In October 2021, 4.2 million Americans quit their jobs, a trend mirrored in the rest of the Organisation for Economic Co-operation and Development (OECD). Where did they go?

Some pundits framed this “Great Resignation” as an exodus of disenfranchised workers fed up with corporate life. The facts tell a different story: employee engagement is near an all-time high, while unemployment is near an all-time low.

The Great Resignation: economic facts in context

  • The rate of “quits” hit a record in late 2021 and has remained high. But quits data is skewed by the rate of quits in the Accommodation and Food Service sector. These industries have twice the average quits in comparison to other occupations.
  • Workers are leaving for new jobs, not leaving the workforce. They only resign with a new opportunity on the horizon or in hand. The ratio of employment seekers to open jobs has not been this low since the 1960s. There are approximately two vacant jobs for every job seeker. Normally, there are several job seekers for every vacancy.
  • Workers aren’t resigned. Engagement, according to Pew Research surveys, is near an all-time high. Average engagement data masks significant variations in employee experience. What matters more is workforce engagement and the different effect of policies on different cohorts.

(Data drawn from Bureau of Labor Statistics, The Brookings Institute, Pew Research, National Bureau of Economic Research, The San Francisco Federal Reserve, The Economist.)

Causes of the Great Resignation

When the pandemic forced virtual working upon us, many workers decided they preferred it.  Data suggests workers are “pumped” by the new flexibility. There is a wider realization that office environments and office culture were designed with an idealized worker in mind, not around a diversity of worker needs. This “one size fits all” design actually served very few.

Moreover, knowledge workers are increasingly able to work anywhere in the country. This allows them to pursue “dream jobs” that offer a purpose, not just a paycheck. This “hyper-mobility” helps employers broaden their talent search, with companies in Chattanooga recruiting talent from Silicon Valley and firms in New York hiring developers in Bulgaria.

Workers now have increased agency and autonomy and they’re waking up to new possibilities. These open the door to new questions, inviting a Great Re-evaluation of priorities: “What kind of experience, at work, matters to me?” “What kind of business do I want to work for?” or “What, beyond money, matters most to me?”

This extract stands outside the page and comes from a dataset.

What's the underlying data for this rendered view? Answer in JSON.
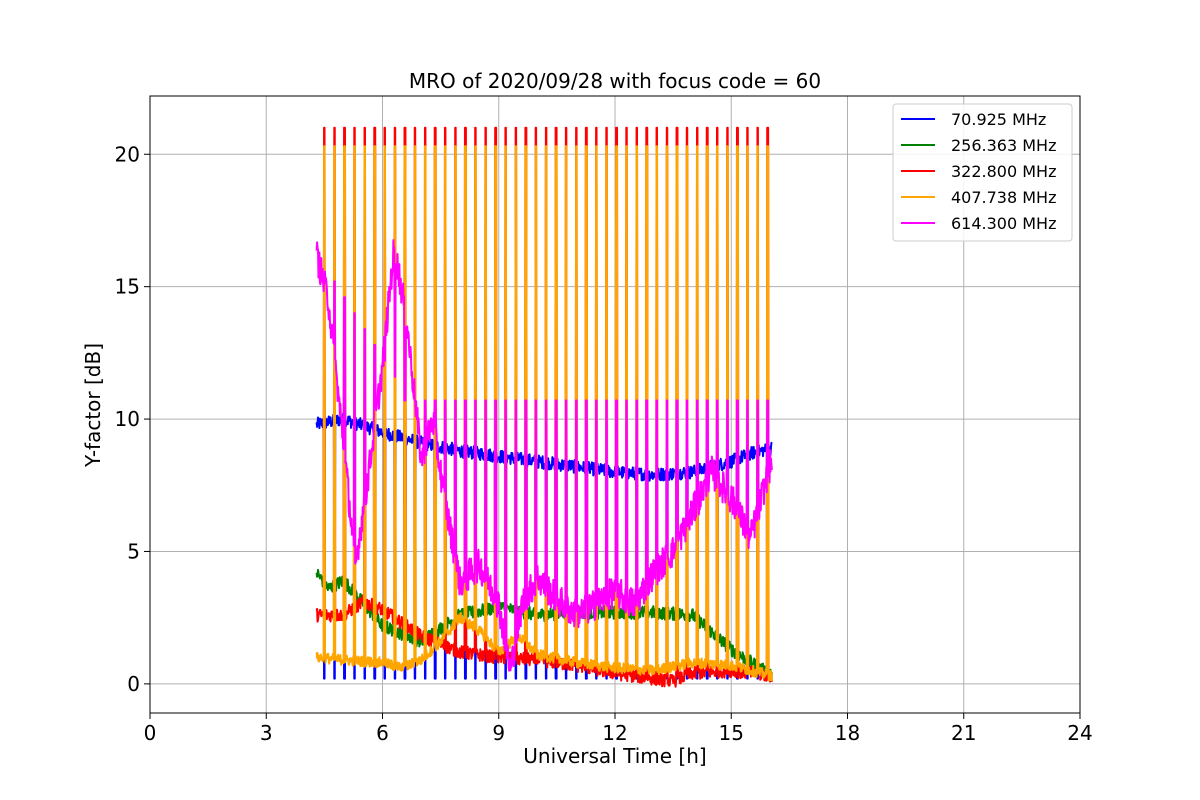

This is good news for many organizations, who can:

  • Draw from a much wider talent pool
  • Reduce facilities costs
  • Retain talent for the right reasons, a powerful, compelling purpose, culture, or ethos
  • Put employee experience at the center of their brand

However, laggards in managing talent and culture will struggle. The new “hypermobility” will shine a bright light on firms whose employee experience is subpar. According to survey research, firms that insist on pre-pandemic policies may face a talent exodus while missing opportunities to recruit from a wider talent pool.

For those businesses that prioritize employee experience, the Great Resignation will prove to be the Great Opportunity. This will require a holistic change across every dimension of the talent lifecycle, including systemic changes to technology, policies, culture and leadership.

Mistakes leaders make with the Great Resignation

Even iconic firms are making mistakes as they manage the surge in attrition and external mobility:

Mistake 1: Managing the Great Resignation as if it’s just an HR problem. Leaders need to take responsibility because their behavior creates the culture and climate that retains workers.

Mistake 2: Throwing money at the attrition problem. For many knowledge workers, who are often already highly paid, money is not what makes them stay or leave. It is easy to sign a check. But focusing on paychecks gets you paycheck players. Moreover, dollars do not differentiate —they do nothing to create the ethos and purpose that today’s workers crave.

Mistake 3: Failing to look at the problem systemically and across the entire talent lifecycle. We have had a shift in worker expectations, not just those around remote/ hybrid work. As IBM’s Nickle LaMoreaux says, “this gives us an opportunity to ‘re-recruit’ our workforce” – that is, to revisit many of our assumptions and practices around talent.

To make a Great Opportunity out of the Great Resignation, leaders must create flexible, meaningful work environments that center on employee experiences. A holistic, mindful approach will not just fill desks; it will allow businesses to attract and maintain talented workers who deeply connect with the company vision.